I'm going to play around with the code you guys provided, thanks again!
If you right click -> Inspect -> Console -> Drop down that starts with "top" -> select drop down and you will see the ID of the iframe in chrome

But my browser didnt show the iframe option either via right clicking. The way i found out about the iframe was i printed the page source hat selenium was using and looked at it. Once i saw an iframe tag i knew what the problem was. Printing the source never fails me. Couldnt say much about firefox, as i mostly use chrome and phantomjs.

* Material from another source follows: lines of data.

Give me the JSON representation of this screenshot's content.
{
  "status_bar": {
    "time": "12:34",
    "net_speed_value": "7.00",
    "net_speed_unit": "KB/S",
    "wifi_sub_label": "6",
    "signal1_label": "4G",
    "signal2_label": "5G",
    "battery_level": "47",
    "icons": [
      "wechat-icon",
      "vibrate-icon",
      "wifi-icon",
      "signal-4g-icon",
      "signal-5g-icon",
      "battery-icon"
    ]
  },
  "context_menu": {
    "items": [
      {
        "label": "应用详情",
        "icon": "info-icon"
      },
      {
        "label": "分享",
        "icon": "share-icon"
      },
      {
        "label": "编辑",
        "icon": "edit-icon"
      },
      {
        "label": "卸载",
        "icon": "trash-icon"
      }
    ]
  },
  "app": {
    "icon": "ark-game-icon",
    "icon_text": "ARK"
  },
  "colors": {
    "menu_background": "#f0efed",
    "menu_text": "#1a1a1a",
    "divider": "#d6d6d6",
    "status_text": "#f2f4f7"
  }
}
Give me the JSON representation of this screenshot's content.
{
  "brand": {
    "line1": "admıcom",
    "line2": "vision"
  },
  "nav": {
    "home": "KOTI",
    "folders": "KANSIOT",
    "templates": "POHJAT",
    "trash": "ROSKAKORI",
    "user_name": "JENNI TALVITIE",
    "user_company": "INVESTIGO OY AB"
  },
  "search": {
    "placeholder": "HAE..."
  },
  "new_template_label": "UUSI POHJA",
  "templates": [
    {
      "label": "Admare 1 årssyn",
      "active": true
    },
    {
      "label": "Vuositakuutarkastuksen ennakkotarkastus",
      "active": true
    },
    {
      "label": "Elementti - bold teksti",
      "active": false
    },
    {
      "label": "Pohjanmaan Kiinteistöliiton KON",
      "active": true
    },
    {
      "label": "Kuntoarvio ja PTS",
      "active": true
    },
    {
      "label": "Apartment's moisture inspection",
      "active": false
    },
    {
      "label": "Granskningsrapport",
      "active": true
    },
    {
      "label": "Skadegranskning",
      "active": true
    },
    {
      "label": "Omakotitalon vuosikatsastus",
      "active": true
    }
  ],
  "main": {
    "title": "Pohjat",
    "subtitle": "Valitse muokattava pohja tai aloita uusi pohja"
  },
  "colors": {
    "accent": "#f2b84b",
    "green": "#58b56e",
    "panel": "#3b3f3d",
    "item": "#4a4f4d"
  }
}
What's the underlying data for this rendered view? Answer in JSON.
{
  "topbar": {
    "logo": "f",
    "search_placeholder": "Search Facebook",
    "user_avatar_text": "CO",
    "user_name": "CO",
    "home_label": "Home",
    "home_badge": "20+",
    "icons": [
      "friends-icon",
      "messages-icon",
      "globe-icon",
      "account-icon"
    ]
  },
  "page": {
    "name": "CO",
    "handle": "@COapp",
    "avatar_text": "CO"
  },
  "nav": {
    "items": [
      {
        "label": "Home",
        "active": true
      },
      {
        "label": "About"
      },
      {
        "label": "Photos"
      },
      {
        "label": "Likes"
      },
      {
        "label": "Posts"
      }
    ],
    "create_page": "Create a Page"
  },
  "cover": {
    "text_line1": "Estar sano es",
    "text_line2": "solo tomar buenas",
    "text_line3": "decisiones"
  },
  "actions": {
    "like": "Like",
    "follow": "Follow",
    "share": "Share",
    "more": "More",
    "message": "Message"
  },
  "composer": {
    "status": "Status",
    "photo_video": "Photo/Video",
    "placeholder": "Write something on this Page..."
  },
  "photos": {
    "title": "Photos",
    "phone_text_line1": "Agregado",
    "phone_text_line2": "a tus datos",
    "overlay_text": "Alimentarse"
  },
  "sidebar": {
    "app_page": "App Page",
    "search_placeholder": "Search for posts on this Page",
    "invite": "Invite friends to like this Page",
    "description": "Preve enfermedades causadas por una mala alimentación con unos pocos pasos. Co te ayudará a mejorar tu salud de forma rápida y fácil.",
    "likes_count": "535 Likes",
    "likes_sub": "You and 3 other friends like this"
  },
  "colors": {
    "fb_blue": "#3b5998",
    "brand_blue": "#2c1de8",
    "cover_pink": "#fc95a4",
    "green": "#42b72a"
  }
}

If selenium cant find a tag and you know its correct, then your next culprit is an iframe usually. Most of the time sites will have less than 3 iframes on a single page, and you dont have to even bother with the ID
Sometime there are several ways to solve  task like this.
Looking closer at it,so are all post stored as JSON.
Then is easier to just parser the JSON with Request.
Load more comments will be cursor=0(first 50 post), cursor=1(load 50 new post) in url address.
Example take out likes from 2 first post.
import requests

url = 'https://disqus.com/api/3.0/threads/listPostsThreaded?limit=50&thread=4946429135&forum=channel-discussdisqus&order=popular&cursor=0%3A0%3A0&api_key=E8Uh5l5fHZ6gD8U3KycjAIAk46f68Zw7C6eW8WSjZvCLXebZ7p0r1yrYDrLilk2F'
r = requests.get(url)
post = r.json()
print(post["response"][0]['likes'])
print(post["response"][1]['likes']) 
Output:
116 33
Nice!!!

How did you know there was a JSON for it?
(Oct-21-2017, 12:00 AM)metulburr Wrote: [ -> ]How did you know there was a JSON for it?
I did not know,inspecting the site and the clue lies in network traffic.

Disqus comment plug-in system is really large 2 Billion monthly unique views,
so some structure most the have and JSON is often a choice for a web API.
They also use Python Django for back end,and JavaScript for front end.